Такеши не нужно открывать глаза или вставать, чтобы узнать того, кто составляет ему компанию сегодня. Ямамото вообще ничего не надо делать, как не надо делать и ему. Такеши тянется к ночнику на тумбочке и осторожно щёлкает, включая его. Рассеянный свет осторожно лижет чужие ноги, скрывая всё остальное мрачной тенью. Такеши улыбается. Не притворно. По-настоящему.
- Привет, Кёя, - он произносит чужое имя тихо, пряча и глотая его улыбкой на губах. - Если ты хочешь сказать: "а я предупреждал", лучше не надо, честное слово. Гокудера успел мне это высказать тысячу раз, я больше не могу это слушать, он завёлся как поломанная шарманка и на повторе бормочет "говорил-говорил-говорил", стоит мне только шевельнуться или сделать вдох. Уверен, что Тсуне это не пришлось выслушивать, как-то нечестно.
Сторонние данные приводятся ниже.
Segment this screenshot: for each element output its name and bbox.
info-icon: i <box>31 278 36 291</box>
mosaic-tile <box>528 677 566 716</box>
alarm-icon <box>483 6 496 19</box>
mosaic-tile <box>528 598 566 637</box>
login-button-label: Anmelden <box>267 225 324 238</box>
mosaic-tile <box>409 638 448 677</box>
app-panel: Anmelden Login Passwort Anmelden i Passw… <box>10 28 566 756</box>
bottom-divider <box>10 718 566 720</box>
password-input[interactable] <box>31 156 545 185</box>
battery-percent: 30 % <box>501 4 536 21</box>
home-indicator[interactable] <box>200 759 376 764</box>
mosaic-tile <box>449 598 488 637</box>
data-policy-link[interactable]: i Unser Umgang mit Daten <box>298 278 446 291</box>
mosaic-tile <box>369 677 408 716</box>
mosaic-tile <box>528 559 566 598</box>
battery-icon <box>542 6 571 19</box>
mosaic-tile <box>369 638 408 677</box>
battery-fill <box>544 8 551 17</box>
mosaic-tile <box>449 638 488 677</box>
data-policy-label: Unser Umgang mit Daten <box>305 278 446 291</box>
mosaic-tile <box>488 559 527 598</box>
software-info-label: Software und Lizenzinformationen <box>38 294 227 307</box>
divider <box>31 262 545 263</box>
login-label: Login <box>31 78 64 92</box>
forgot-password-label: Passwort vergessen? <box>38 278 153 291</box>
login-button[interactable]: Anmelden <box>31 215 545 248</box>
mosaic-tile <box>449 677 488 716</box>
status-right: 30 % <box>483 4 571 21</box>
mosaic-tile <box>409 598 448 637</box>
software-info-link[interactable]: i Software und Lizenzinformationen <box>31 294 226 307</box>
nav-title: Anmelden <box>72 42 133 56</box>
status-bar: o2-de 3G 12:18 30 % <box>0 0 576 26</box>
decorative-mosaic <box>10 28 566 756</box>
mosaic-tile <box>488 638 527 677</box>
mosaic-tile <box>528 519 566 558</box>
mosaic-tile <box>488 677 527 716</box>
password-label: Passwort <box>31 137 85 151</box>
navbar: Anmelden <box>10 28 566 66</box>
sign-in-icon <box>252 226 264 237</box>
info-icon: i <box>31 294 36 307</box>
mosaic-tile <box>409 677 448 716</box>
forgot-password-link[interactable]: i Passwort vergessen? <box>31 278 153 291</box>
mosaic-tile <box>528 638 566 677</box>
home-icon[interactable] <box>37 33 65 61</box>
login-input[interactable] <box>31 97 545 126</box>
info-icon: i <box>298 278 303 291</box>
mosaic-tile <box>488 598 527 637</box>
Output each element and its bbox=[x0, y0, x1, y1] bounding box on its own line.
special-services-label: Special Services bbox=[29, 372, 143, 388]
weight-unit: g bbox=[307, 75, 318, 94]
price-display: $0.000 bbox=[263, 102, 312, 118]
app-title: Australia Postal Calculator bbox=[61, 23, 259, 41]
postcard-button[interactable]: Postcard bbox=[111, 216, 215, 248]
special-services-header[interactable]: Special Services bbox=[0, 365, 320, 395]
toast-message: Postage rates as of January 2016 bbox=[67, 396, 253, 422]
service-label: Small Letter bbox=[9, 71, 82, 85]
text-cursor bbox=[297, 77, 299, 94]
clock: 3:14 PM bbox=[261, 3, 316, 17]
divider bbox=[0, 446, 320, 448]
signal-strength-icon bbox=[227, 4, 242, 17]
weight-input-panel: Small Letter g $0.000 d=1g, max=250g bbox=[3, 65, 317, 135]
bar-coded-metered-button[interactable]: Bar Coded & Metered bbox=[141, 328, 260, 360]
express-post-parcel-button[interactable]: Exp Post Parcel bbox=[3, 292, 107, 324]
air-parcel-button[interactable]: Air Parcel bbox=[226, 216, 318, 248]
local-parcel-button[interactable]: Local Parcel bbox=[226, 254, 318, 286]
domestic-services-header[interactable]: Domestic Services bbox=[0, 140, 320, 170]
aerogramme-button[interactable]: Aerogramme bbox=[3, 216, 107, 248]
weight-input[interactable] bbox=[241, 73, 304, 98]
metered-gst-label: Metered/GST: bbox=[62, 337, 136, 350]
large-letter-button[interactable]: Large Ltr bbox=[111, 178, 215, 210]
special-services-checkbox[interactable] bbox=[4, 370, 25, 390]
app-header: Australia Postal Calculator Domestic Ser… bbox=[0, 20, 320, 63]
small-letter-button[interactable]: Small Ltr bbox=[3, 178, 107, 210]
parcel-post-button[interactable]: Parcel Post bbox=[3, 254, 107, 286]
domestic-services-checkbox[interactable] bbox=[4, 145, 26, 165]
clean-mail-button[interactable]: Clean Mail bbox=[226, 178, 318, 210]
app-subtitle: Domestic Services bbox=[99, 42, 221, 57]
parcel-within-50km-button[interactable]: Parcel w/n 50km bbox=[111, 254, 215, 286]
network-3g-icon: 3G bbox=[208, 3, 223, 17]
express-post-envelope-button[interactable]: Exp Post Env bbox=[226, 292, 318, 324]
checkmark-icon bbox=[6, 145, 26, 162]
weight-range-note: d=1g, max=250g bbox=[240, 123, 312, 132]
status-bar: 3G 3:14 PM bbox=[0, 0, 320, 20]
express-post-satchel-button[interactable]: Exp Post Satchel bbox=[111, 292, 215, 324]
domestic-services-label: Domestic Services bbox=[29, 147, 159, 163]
Такеши улыбается, да, но смотрит остро и осторожно. Прощупывает, решает и прикидывает. Не хочется признавать то, что ему нравится видеть то, что видит. Не хочется признавать, что, да, ждал. Пусть вместо этого будет: "Спасибо, что не Хаято," - это будет звучать правдоподобнее.
От Хибари пахнет раздражением, усталостью и чем-то ещё, таким неуловимо-тяжёлым, как бывает только у него одного. У Хибари сон - это бывшая жена, иногда напоминающая о себе и требующая алиментов, для отдыха и перерывов, но это же Кея. Он не платит, платят ему. Со сном у них у всех напряжёнка. Такеши почти что счастливчик.
- Выглядишь так, будто убивать пришёл, - Ямамото говорит почти что сыто и счастливо, с трудом скрывая удовольствие в голосе. Он весь как-то подбирается внутренне, внешне ничем не выдавая своего любопытства. Кёя и азарт - это синонимы. Родственные слова, дополняющие и развивающие друг друга. Единое целое, заставляющее отбросить всё лишнее и напускное.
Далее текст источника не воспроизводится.